Experimental program
Comparison scheme
Effect test

Embodiment 1

[0062] Example 1. Preparation of solutions / formulations for subcutaneous administration

[0063] A. A 2% carbidopa solution / formulation was prepared by adding a pre-warmed 0.1% sodium bisulfite solution to carbidopa [ASSIAL Ltd.]. Arginine (Merck) was added to obtain a final molar ratio of CD(carbidopa):Arg(arginine) of 1:1.2. The mixture was stirred at 60 °C until complete dissolution was obtained. Heating was stopped and the preparation was allowed to cool to RT; pH of 8.5. The solution was filtered through a sterile 0.22 μM PVDF membrane.

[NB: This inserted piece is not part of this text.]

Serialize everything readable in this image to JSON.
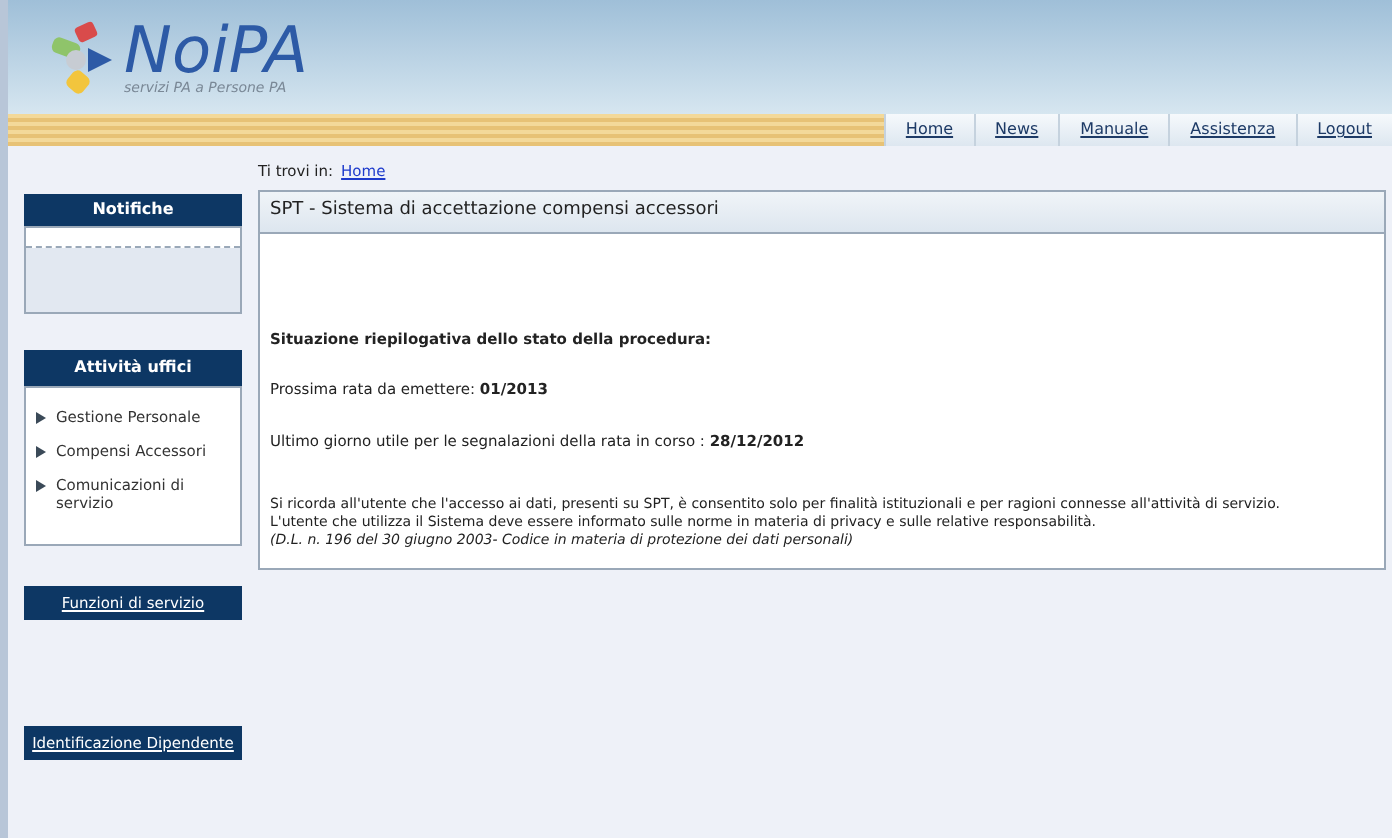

[0064] B. Prepare a 10% tolcapone solution / formulation as follows: by adding the corresponding amount of H 2 O was added to tolcapone (Synfine Research), a solution containing 10% tolcapone was prepared and arginine was added slowly with stirring to obtain a final molar ratio of 1:1. Stir the mixture until complete dissolution is obtained. After cooling, the pH of the solution was 7.8.

[0065] C. A solution containing 10% entacapo...

Embodiment 2

[0070] Embodiment 2. preparation preparation process

[0071] Levodopa (LD) and carbidopa (CD) formulations can be prepared as follows. However, as shown in Table A, the method of preparation has a significant impact on the final physical and chemical stability of the composition.

[0072] Method 1 (L-Arg solution) . L-Arg and Na-Bis (sodium bisulfate) were dissolved in water. The solution was added to the LD and CD powders. The mixture was heated and stirred at 75 °C for 13 min until complete dissolution. The LD / CD solution was kept at RT for 10 min to cool down.

[0073] Method 2 (all powders together) . All powders (LD, CD and L-Arg) were weighed and water containing Na-Bis was added. The suspension was heated and stirred at 75 °C for 13 min until completely dissolved. The LD / CD solution was kept at RT for 10 min to cool down.

[0074] Method 3 (same as 2 but without Na-Bis preheat) . All powders (LD, CD and L-Arg) were weighed together and water was added. ...

Embodiment 3

[0087] Example 3. Effect of arginine on the long-term stability of levodopa and levodopa / carbidopa compositions

[0088] Prepare liquid formulations with levodopa, carbidopa and arginine using the procedure outlined in Example 2, and compare studies prepared with different concentrations of arginine, and / or amino sugars (e.g. meglumine) , and / or sugar (eg dextrose), and / or base (NaOH), or other basic amino acids (eg lysine, histidine) formulations. The results are shown in Table B.

[0089] Form B

[0090]

[0091] * Lys - lysine; His - histidine; Arg - arginine; Dex - dextrose; Meg - methylglumine; NA - not available.

[0092] Table B shows that arginine forms stable solutions with high concentrations of levodopa and carbidopa (>2.5%) at molar ratios <1:2.5, whereas with other basic amino acids, LD Not even soluble. At molar ratios of LD / CD to arginine of 1:<2, solutions have no long-term stability unless meglumine or another counterion is used, and meglumine can be u...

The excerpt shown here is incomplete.